Optical sensor interrogation techniques now form a mature field of research where computational techniques are often used to improve the process of monitoring optical sensors. Optical sensors are usually subject to uniform fields of certain types of perturbation such as temperature or strain. In one use, the spectrum of the light reflected by a sensor has its peak monitored, indicating the magnitude of the perturbation. Finding the peak of sample points is a well used method to reduce the noise on the returned peak centre value. For example, FIG. 1 shows a sequence of ‘sampling points’ captured by a measuring device, such as a sensor. It is desirable to measure the ‘centre’ of a ‘peak’ in ‘sample points’ accurately in a computationally efficient manner.
Fitting sampling points in order to accurately ascertain a centre wavelength/frequency has been shown to provide a high level of accuracy. Depending on the fitting approach taken (Gaussian, Polynomial etc.) it can be challenging to perform a large number of computationally demanding accurate fits in a timely and efficient manner.
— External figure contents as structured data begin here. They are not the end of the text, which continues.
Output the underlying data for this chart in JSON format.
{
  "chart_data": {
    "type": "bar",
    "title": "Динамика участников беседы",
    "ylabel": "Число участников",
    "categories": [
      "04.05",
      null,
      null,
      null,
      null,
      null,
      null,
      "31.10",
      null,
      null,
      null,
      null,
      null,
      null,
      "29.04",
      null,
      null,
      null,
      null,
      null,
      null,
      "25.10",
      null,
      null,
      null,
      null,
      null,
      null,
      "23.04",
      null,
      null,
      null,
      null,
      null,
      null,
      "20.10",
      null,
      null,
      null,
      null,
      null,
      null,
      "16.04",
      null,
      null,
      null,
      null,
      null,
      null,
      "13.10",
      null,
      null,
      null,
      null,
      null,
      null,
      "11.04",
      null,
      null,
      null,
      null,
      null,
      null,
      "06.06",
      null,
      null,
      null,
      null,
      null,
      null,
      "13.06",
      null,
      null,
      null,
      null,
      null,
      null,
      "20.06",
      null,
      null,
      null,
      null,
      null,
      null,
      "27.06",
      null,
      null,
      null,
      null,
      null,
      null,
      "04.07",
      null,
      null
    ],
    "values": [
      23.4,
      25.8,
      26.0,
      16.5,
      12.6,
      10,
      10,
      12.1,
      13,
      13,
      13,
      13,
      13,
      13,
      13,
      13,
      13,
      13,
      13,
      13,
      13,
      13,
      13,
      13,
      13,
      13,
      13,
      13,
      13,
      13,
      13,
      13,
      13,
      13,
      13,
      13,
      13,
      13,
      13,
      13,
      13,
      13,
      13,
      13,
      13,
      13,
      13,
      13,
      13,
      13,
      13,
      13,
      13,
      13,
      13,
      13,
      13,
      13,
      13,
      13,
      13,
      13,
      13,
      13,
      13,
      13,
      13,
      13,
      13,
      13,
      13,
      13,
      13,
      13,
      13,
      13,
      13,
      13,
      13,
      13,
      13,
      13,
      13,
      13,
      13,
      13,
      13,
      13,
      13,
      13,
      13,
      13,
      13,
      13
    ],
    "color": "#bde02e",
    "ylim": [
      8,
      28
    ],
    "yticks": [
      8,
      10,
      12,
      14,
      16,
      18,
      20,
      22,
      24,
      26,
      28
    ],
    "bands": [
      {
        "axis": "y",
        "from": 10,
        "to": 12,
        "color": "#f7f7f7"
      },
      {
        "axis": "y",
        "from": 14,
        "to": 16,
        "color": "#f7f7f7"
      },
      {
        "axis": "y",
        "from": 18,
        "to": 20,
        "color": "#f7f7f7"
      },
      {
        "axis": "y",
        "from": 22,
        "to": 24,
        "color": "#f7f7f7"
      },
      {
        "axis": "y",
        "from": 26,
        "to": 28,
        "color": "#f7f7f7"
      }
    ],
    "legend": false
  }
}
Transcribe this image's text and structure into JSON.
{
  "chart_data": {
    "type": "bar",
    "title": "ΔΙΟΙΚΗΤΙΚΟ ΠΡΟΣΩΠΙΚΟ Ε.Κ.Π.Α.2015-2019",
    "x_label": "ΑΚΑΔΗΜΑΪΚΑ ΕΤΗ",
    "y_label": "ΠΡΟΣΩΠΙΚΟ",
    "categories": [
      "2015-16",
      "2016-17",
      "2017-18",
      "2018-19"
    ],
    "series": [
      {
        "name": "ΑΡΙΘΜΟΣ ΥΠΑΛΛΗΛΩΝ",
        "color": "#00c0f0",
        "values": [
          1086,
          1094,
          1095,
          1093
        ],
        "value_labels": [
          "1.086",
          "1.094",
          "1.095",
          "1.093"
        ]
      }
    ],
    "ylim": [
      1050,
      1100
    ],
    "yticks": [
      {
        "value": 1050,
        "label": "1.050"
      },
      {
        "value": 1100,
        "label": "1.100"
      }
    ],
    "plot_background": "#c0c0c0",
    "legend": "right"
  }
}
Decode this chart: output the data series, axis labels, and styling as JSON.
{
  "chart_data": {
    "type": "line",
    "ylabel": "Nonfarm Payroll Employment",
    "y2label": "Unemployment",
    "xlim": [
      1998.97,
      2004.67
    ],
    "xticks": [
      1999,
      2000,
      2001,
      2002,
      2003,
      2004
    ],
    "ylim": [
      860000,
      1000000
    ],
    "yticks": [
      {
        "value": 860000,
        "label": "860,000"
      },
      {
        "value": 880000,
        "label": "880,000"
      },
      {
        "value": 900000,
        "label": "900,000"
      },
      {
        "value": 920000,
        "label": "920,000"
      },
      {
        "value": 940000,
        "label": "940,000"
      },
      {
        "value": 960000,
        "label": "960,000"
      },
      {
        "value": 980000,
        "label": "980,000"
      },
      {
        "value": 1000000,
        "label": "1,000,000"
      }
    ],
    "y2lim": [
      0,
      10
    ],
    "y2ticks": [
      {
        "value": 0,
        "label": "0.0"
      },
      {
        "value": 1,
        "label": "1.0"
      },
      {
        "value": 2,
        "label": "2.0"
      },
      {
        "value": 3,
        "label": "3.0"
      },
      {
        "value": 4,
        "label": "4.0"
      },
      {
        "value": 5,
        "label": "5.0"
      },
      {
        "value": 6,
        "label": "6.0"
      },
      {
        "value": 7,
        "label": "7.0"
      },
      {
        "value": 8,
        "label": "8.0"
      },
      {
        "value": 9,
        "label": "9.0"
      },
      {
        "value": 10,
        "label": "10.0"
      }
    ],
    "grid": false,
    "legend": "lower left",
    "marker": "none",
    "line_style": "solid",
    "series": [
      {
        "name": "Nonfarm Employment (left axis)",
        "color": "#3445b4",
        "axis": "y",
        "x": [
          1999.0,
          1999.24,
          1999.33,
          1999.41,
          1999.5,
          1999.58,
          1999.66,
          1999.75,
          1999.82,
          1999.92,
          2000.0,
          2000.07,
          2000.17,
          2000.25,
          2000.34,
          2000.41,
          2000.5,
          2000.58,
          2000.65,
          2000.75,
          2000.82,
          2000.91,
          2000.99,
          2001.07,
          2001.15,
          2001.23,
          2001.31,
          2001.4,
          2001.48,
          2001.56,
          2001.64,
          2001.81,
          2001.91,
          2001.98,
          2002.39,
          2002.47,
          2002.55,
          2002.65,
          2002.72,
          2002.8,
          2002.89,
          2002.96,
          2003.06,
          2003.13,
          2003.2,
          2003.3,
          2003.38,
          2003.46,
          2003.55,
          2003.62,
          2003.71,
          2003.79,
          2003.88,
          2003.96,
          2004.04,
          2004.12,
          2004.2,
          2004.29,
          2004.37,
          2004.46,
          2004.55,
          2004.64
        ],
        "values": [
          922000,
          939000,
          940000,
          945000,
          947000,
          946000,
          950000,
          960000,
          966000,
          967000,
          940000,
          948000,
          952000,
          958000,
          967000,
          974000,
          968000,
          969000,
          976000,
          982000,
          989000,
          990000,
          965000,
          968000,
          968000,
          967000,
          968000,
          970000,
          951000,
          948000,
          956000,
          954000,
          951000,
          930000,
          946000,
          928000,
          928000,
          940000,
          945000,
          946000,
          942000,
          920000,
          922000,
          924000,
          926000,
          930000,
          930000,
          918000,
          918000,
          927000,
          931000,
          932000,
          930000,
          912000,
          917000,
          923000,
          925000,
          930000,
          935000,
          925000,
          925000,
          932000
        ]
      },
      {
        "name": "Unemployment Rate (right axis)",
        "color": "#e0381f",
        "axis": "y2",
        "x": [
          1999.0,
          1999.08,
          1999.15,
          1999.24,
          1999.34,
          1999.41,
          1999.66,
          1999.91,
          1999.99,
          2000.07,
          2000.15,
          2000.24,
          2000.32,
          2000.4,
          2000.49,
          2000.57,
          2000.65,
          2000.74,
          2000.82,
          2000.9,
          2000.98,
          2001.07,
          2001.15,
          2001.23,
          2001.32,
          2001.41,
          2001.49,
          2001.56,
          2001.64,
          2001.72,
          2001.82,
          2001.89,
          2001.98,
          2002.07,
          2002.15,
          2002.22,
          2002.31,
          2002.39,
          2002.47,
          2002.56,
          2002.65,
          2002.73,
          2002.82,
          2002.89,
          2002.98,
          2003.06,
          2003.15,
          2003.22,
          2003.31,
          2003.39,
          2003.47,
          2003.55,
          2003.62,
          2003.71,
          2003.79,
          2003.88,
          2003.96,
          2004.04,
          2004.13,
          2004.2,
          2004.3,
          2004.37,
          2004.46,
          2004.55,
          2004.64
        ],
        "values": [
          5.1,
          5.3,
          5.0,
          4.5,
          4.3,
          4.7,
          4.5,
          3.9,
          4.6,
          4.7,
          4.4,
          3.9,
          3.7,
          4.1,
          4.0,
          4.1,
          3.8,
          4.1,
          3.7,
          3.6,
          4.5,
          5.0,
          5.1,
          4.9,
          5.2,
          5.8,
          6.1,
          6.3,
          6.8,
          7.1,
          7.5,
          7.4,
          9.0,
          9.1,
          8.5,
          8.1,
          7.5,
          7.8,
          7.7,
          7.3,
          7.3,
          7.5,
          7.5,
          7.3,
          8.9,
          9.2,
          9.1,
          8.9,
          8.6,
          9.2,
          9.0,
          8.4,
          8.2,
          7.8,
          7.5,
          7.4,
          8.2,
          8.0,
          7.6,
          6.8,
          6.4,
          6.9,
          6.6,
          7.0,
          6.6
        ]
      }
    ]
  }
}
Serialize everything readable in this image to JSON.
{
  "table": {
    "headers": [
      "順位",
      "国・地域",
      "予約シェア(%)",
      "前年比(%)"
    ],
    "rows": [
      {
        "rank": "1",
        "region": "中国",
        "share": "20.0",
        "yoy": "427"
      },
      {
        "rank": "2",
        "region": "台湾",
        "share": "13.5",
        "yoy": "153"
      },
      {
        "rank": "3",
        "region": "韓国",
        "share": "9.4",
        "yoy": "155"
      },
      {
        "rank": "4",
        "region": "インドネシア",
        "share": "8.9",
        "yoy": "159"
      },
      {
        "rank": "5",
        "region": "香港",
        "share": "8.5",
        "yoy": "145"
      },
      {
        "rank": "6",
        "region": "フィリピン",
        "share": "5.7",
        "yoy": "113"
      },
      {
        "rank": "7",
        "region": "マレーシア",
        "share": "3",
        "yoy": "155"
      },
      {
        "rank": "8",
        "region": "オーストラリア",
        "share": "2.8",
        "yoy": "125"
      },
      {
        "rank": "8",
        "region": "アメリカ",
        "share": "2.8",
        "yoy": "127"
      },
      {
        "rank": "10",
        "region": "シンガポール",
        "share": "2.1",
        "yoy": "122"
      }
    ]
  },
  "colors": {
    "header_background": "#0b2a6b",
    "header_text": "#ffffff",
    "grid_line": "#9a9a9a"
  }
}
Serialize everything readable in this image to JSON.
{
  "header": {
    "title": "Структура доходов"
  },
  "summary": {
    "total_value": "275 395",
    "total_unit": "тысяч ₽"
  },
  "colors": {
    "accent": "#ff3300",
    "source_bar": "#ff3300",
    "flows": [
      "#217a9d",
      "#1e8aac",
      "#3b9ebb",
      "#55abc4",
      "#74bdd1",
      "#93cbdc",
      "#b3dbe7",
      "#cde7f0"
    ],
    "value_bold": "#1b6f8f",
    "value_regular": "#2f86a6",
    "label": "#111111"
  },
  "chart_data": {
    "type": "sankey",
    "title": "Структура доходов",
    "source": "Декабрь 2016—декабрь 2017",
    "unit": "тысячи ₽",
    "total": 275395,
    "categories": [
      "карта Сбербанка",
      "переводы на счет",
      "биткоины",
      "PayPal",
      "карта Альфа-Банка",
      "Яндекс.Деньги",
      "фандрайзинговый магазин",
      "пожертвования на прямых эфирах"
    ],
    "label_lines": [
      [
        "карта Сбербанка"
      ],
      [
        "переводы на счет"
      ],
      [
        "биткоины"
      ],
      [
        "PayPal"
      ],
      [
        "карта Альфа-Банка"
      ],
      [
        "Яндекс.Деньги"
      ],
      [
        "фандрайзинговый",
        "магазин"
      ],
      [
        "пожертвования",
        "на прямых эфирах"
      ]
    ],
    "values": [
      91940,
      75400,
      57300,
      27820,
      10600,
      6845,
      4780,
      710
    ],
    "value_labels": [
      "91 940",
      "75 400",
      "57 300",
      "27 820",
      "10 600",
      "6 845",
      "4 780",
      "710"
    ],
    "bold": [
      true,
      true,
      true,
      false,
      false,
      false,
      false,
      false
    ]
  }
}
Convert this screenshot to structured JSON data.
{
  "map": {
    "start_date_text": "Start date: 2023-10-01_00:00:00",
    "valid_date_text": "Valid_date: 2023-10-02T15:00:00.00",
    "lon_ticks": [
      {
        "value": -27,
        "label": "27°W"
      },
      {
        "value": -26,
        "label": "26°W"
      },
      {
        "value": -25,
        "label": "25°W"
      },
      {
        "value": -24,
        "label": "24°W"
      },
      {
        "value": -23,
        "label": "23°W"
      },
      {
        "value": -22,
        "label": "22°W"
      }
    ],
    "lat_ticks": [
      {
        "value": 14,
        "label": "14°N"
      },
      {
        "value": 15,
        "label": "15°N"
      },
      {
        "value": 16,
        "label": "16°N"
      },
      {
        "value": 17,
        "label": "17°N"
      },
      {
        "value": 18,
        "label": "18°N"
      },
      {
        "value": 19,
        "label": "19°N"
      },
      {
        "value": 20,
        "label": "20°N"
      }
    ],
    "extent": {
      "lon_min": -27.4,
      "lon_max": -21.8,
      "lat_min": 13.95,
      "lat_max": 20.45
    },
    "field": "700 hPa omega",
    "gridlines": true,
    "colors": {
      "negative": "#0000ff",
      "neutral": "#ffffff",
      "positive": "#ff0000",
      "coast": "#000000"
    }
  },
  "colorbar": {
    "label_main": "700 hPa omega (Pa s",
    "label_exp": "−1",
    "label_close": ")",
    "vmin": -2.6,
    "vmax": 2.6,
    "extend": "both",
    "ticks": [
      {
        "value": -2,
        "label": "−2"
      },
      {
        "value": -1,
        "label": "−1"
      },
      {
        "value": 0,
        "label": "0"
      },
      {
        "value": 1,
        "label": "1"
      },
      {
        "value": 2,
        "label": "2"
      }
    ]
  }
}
A Gaussian fit has been shown to provide accurate centres but the Gaussian function is non-linear with respect to its fitting parameters and therefore requires an iterative algorithm such as the Levenberg-Marquardt algorithm to perform the minimization of its sum of squares required for a least squares fit. These non-linear minimization algorithms are computationally intensive, require significant resources when implemented in hardware and their iterative nature leads to non-deterministic runtimes making them less suitable to real-time systems. A polynomial is a linear function with respect to its fitting parameters and therefore a polynomial fit can be solved in constant time by solving a set of linear equations. The higher the polynomial order the better the fit, however the higher order also introduces more degrees of freedom and this leads to a high level of instability and greater noise in the calculated centre wavelength/frequency values.
A paper publication by Rivera E et al and entitled ‘Accurate strain measurements with Fiber Bragg sensors and wavelength references’, Smart Materials and Structures, IOP publishing Ltd, Bristol GB, col. 15, no. 2, April 2006 discloses an accurate strain measurement using fiber Bragg sensors and wavelength measurements. Rivera et al. discloses a polynomial fit which provides moderate accuracy, when compared to Lorentzian and Gaussian described above. A second order polynomial, at minimum, is required to fit an FBG and using this does not constrain the peak to be symmetrical, but FBG profiles are largely symmetrical. Gaussian and Lorentzian profiles are symmetrical and using these in FBG fits imposes an assumption of symmetry, essentially providing a matched filter which is more resilient to noise than the polynomial approach. Rivera et al discloses that the polynomial fit is more computationally efficient than the lower noise approaches investigated, namely Gaussian and Lorentzian, however noise becomes a problem for high sensitivity operation. Systems which have a high sensor count combined with a requirement for high sensitivity and high frequency operation require a combination of high computational efficiency and effective noise tolerance. Thus Rivera does not offer a solution for high-frequency, high-sensor-count, high-sensitivity optical sensing.
It is therefore an object to provide an improved system and method to measure a centre wavelength/frequency accurately in an optical system at high frequency and high sensitivity.